Василич имел по-настоящему деревенский вид, являвшийся следствием деревенского образа жизни и большого объёма настоящего деревенского ручного труда, однако было в его облике и поведении что-то такое, что выделяло его на фоне всех остальных. Он был невысокий, плотный, коренастый, имел узкое обветренное – либо загорелое, в зависимости от сезона – лицо и длинные руки с огромными ладонями. Единственное, что выдавало его совсем не деревенскую манеру общения и сдержанности, была его приветливая, всегда слегка улыбающаяся физиономия, придававшая ему оттенок какой-то романтичной интеллигентности. Внешностью он не был каким-то выдающимся из окружения человеком, разве что его молчаливость и скромная замкнутость немного претили манере общения его коллег и знакомых, поэтому среди них он заслужил репутацию одиночки. Однако он не был изгоем, потому что его персональное одиночество не кололо его шипами отчуждённости, а казалось в нём мягким и открытым, как его улыбка, и придавало ему загадочного шарма и ощущения того, что он был рождён быть один.

Уважение и славу среди жителей деревни Василич заслужил тем, что в возрасте двадцати двух лет спас троих детей из бурного потока весенней реки. Дети пришли на берег в конце марта, когда весеннее солнце уже начало подтапливать и оголять скованные льдом берега реки. Вся она не замерзала никогда из-за сильного течения, лёд схватывал её только по берегам, а подтаявшие на солнце и размытые снизу течением, такие берега становились главной опасностью для рыбаков и просто случайных зевак, решивших полюбоваться долгожданным весенним паводком. Василич тоже пришёл тогда на берег и смотрел на бурный весенний танец воды немного ниже по течению. Когда он увидел, как река несёт мимо него кричащих о помощи детей, он, не раздумывая, бросился в воду. Двоих он вытащил тут же, потому что они оба зацепились за бревно, застрявшее между двух больших камней. За третьим, уже потерявшим сознание, пришлось проплыть около ста метров. Когда он, задыхаясь от холода и таща на себе двоих подростков и подгоняя третьего, завалился в первый же от реки дом, старуха Машка, которая жила в этом самом доме и имела сомнительную репутацию слабоумной, долго не раздумывая, свалила всех троих к печке, раздела и побежала прямиком в дом фельдшера, жившего недалеко. Два ребёнка схлопотали воспаление лёгких, но быстро оклемались, третий отделался испугом и страхом воды на всю жизнь. Василич же заслужил благодарность всего посёлка и славу, которой не хотел и к которой не стремился, но которая следовала за ним по пятам до конца его не слишком долгой жизни.

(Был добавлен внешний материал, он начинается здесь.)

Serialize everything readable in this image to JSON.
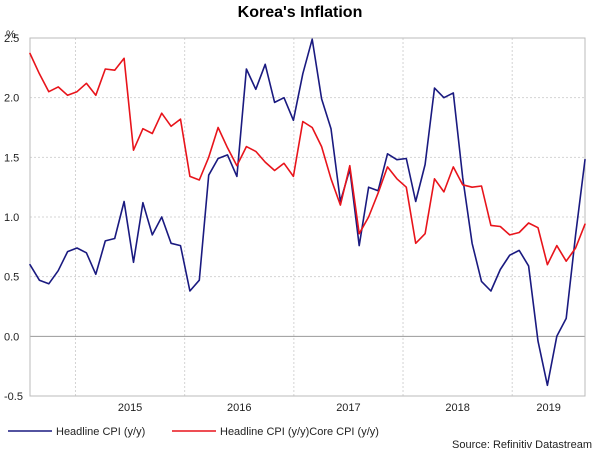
{
  "chart_data": {
    "type": "line",
    "title": "Korea's Inflation",
    "ylabel": "%",
    "xlabel": "",
    "ylim": [
      -0.5,
      2.5
    ],
    "yticks": [
      "2.5",
      "2.0",
      "1.5",
      "1.0",
      "0.5",
      "0.0",
      "-0.5"
    ],
    "ytick_values": [
      2.5,
      2.0,
      1.5,
      1.0,
      0.5,
      0.0,
      -0.5
    ],
    "xticks": [
      "2015",
      "2016",
      "2017",
      "2018",
      "2019"
    ],
    "x_start": "2014-08",
    "x_end": "2019-09",
    "legend": [
      "Headline CPI (y/y)",
      "Headline CPI (y/y)Core CPI (y/y)"
    ],
    "source": "Source: Refinitiv Datastream",
    "grid": true,
    "series": [
      {
        "name": "Headline CPI (y/y)",
        "color": "#1a1a80",
        "values": [
          0.6,
          0.47,
          0.44,
          0.55,
          0.71,
          0.74,
          0.7,
          0.52,
          0.8,
          0.82,
          1.13,
          0.62,
          1.12,
          0.85,
          1.0,
          0.78,
          0.76,
          0.38,
          0.47,
          1.35,
          1.49,
          1.52,
          1.34,
          2.24,
          2.07,
          2.28,
          1.96,
          2.0,
          1.81,
          2.2,
          2.49,
          1.99,
          1.74,
          1.13,
          1.4,
          0.76,
          1.25,
          1.22,
          1.53,
          1.48,
          1.49,
          1.13,
          1.44,
          2.08,
          2.0,
          2.04,
          1.33,
          0.78,
          0.46,
          0.38,
          0.56,
          0.68,
          0.72,
          0.59,
          -0.04,
          -0.41,
          0.0,
          0.15,
          0.85,
          1.48
        ]
      },
      {
        "name": "Headline CPI (y/y)Core CPI (y/y)",
        "color": "#e8141b",
        "values": [
          2.37,
          2.2,
          2.05,
          2.09,
          2.02,
          2.05,
          2.12,
          2.02,
          2.24,
          2.23,
          2.33,
          1.56,
          1.74,
          1.7,
          1.87,
          1.76,
          1.82,
          1.34,
          1.31,
          1.5,
          1.75,
          1.58,
          1.43,
          1.59,
          1.55,
          1.46,
          1.39,
          1.45,
          1.34,
          1.8,
          1.75,
          1.59,
          1.32,
          1.1,
          1.43,
          0.86,
          1.0,
          1.2,
          1.42,
          1.32,
          1.25,
          0.78,
          0.86,
          1.32,
          1.21,
          1.42,
          1.27,
          1.25,
          1.26,
          0.93,
          0.92,
          0.85,
          0.87,
          0.95,
          0.91,
          0.6,
          0.76,
          0.63,
          0.74,
          0.94
        ]
      }
    ]
  }
}
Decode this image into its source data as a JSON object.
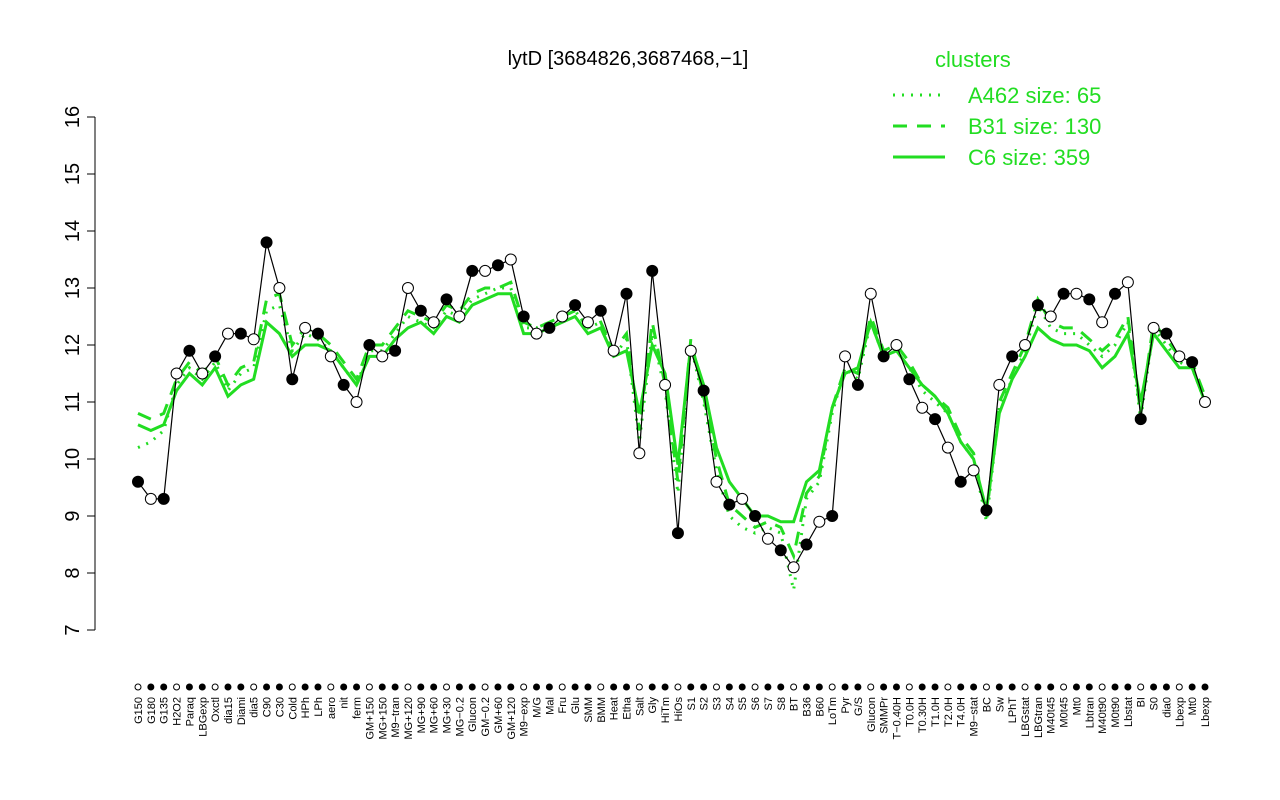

Василич был женат на местной деревенской "звезде" – "светской львице", как выразились бы в городе, – красавице Люське. Главной заботой и обязанностью Люськи в деле поддержания своего имиджа были бесконечные сплетни с подругами и постоянное "слежение за собой", выражавшееся прежде всего в ежедневном продолжительном ритуале накладки на лицо толстого слоя дешевой косметики. Слажена Люська была не по-деревенски: и в помине не было массивной деревенской фигуры, выдававшей физический труд как основное средство выживания, зато была измученная долгими многочисленными диетами осиная талия, выглядящая на фоне порядочного размера груди и бёдер неестественно узкой. Хотя Василич и стремился создать у других представление об их семейной идиллии, практически все, включая меня, невооружённым глазом видели напряжённость в их отношениях. Василич был человеком думающим, чего нельзя было сказать о его благоверной, отличавшейся ветреностью как в поведении, так и в мыслях. Василич не пил и не курил, а потому к своим тридцати с небольшим годам сохранился намного лучше всех своих сверстников. И Люська, с присущим ей от природы лицемерием, выбрала себе в мужья молодого здорового местного героя, чтобы не приходилось краснеть перед подругами за свой выбор, потому что их завистью она постоянно подпитывала свой растущий эгоцентризм. Как ребёнок, у которого во дворе была самая дорогая игрушка, она ловила завистливые взгляды подруг и лишь снисходительно улыбалась, пожимала плечами и закатывала глаза, представляя в лице своего мужа дар провидения и любовь, ниспосланную не иначе как с небес. Она получала от этой игры чуть ли не чувственное наслаждение. Главной загадкой для меня оставалось то, почему Василич не отказался от этой ветреной особы, которая, несмотря на свою выдающуюся внешность, всё же терялась на фоне его интеллигентного приличия со своей постоянной манерой материться и смеяться как мерин.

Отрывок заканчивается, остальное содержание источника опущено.